Evaluation of administrators
AFT presents results of faculty evaluations of administrators and continues to call for true “360 evaluations” of administrators
by Marianne Kaletzky, AFT 1493 Executive Secretary
This past spring, AFT 1493 launched an online survey to allow all faculty to evaluate the administrators they work with. As many faculty know too well, the current protocols for “360 evaluation” of administrators only allow a few, handpicked faculty and staff members to evaluate each administrator. Moreover, these “360 evaluations” are not anonymous, so faculty may refuse to participate due to fear of retaliation.
Faculty’s overall evaluation of deans’ effectiveness by college
Evaluations by 320 faculty polled by AFT 1493 in Spring-Summer 2021
All faculty and staff should be able to anonymously evaluate their administrators
As a union, our position is that all faculty and staff should have the opportunity to evaluate their administrators—just as all students have the opportunity to evaluate faculty. Since the District has not instituted a true 360 evaluation process, we created one. On May 11, 2021, all faculty were sent a unique link allowing them to evaluate their dean, a college VP, their college President, and Chancellor Claire. Several reminders were subsequently sent. Ultimately, out of 926 invitees, 320 faculty participated in our evaluation process. Moving forward, AFT plans to present the data to Chancellor Claire so that he and his cabinet can share it with individual administrators. We will also request that our District adopt the tool we developed, or a similar one, that will allow all faculty and staff to participate in a true 360 evaluation of administrators.

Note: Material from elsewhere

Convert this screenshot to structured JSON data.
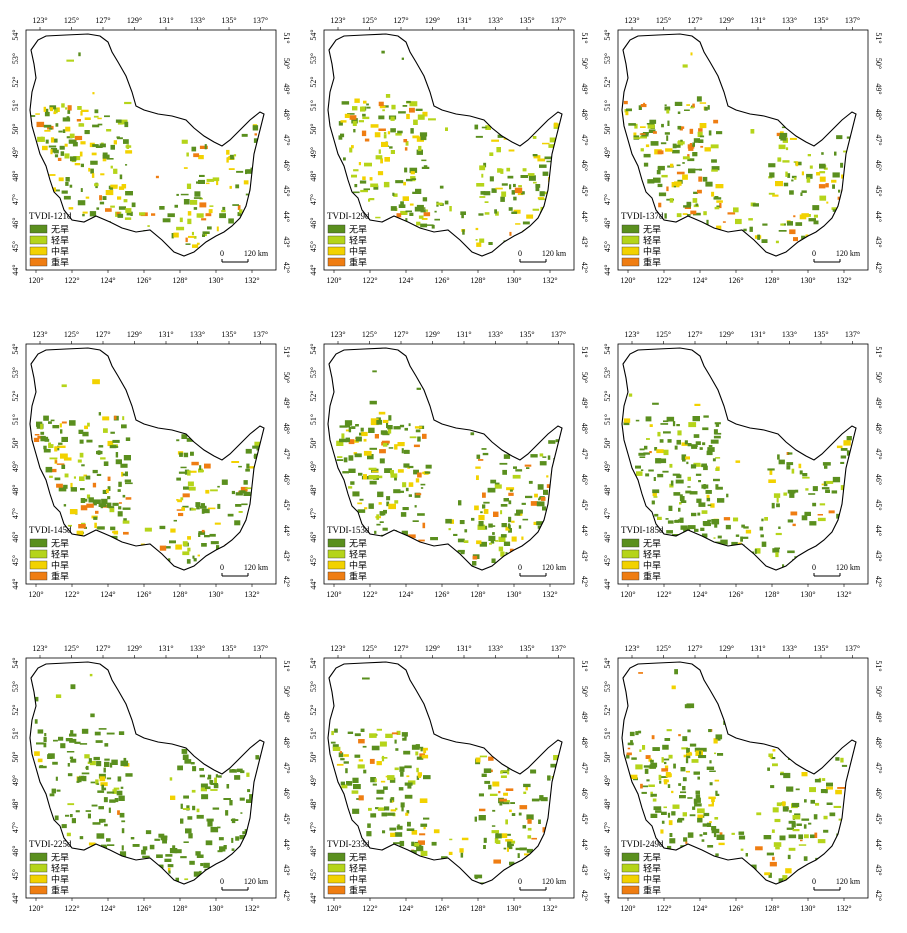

Of these 320 faculty, 59% were full-time and 41% were part-time. The three colleges were all well represented, with 38% of responses from Skyline, 38% from CSM, and 24% from Cañada.

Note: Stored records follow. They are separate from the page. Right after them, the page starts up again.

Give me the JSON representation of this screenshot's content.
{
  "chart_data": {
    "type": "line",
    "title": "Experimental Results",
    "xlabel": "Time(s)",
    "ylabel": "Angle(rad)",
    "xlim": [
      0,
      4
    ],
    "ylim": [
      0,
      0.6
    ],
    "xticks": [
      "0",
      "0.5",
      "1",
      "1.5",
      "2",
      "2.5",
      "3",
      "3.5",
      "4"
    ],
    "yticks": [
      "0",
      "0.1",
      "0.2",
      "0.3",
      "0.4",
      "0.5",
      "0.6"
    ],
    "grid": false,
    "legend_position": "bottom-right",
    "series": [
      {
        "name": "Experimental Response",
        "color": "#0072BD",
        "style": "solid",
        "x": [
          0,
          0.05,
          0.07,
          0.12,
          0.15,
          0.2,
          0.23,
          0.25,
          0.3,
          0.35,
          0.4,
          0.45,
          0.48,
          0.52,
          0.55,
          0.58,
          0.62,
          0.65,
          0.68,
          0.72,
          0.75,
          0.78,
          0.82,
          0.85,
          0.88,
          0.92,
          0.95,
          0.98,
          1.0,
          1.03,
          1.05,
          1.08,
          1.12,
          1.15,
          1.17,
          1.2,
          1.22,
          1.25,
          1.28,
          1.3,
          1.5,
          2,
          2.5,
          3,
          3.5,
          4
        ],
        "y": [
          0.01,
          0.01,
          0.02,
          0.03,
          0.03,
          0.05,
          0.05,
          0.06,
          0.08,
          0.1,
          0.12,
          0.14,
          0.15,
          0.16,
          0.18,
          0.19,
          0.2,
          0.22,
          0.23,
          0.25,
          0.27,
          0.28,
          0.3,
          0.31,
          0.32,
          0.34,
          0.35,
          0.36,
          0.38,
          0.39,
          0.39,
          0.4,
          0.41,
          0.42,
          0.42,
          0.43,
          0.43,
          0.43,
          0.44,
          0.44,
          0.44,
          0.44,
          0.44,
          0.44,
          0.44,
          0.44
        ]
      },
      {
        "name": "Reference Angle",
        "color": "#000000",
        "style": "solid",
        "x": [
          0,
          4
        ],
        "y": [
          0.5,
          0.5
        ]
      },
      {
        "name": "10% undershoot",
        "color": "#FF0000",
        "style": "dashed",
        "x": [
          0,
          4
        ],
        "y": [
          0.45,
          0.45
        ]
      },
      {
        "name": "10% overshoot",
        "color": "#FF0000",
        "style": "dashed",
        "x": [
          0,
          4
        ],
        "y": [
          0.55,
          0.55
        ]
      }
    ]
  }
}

Most deans were rated were rated as “effective” or “highly effective”
In general, deans at all three colleges received fairly high ratings, with 47% of faculty describing their dean as “highly effective,” 24% describing their dean as “effective,” 17% describing their dean as “somewhat effective,” “8% describing their dean as “not effective,” and 4% saying that they could not judge. Faculty were asked a total of 22 questions about their deans. View the results for Cañada deans here, the results for CSM deans here, and the results for Skyline deans here. (Note: at this point AFT is only making public aggregate data for deans at each college, although we may share data regarding individual administrators in the future if the District is not responsive to our request to begin a true 360 evaluation process.)
Two deans were rated as more ineffective
However, there were exceptions to faculty’s generally positive evaluations of deans. On average, 74% of faculty who gave their dean a rating (as opposed to “cannot judge”) said their dean was either “highly effective” or “effective.” However, two deans—one at Cañada and one at Skyline—had fewer than 50% of ratings in the “highly effective” and “effective” categories. (For this count, we did not include deans who received fewer than 5 total ratings due to the small sample size in their cases.)
Ratings of Vice Presidents were lower
College vice presidents across the District generally received lower ratings than deans. 17% of respondents rated their VP as “highly effective”’ 22% rated their VP “effective”; 20% rated their VP “somewhat effective”; 26% rated their VP “not effective,” and 14% said they could not judge. Of faculty who gave their VP a rating, only 45% described the VP as “highly effective” or “somewhat effective.” Two individual VPs had more ratings in the “somewhat effective” and “not effective” categories than in the “highly effective” and “effective” categories. View all results for District VPs.
Cabinet-level administrators’ ratings ranked between those of deans and VPs
Finally, cabinet-level administrators, including Kim Lopez (as the Interim President of CSM), Jamillah Moore (at the time President of Cañada), Skyline President Melissa Moreno, and Chancellor Mike Claire averaged ratings that fell between those of deans and those of VPs. 28% of respondents gave Cabinet-level administrators a rating of “highly effective,” with 30% giving them a rating of “effective,” 16% giving them a rating of “somewhat effective,” 16% giving them a rating of “not effective,” and 9% saying they could not judge.
64% of responses that rated cabinet-level administrators described them as “highly effective” or “effective.” However, one of these administrators was an outlier, receiving more ratings in the “somewhat effective” and “not effective” categories than in the “highly effective” and “effective” categories. View all results for cabinet-level administrators.
Moving forward, AFT hopes to work with District administrators, Academic and Classified Senates, CSEA, and AFSCME to institute a process that allows all faculty and staff to evaluate the administrators they work with. We are also hopeful that administrators will act on the data we share with them to improve working conditions in our District.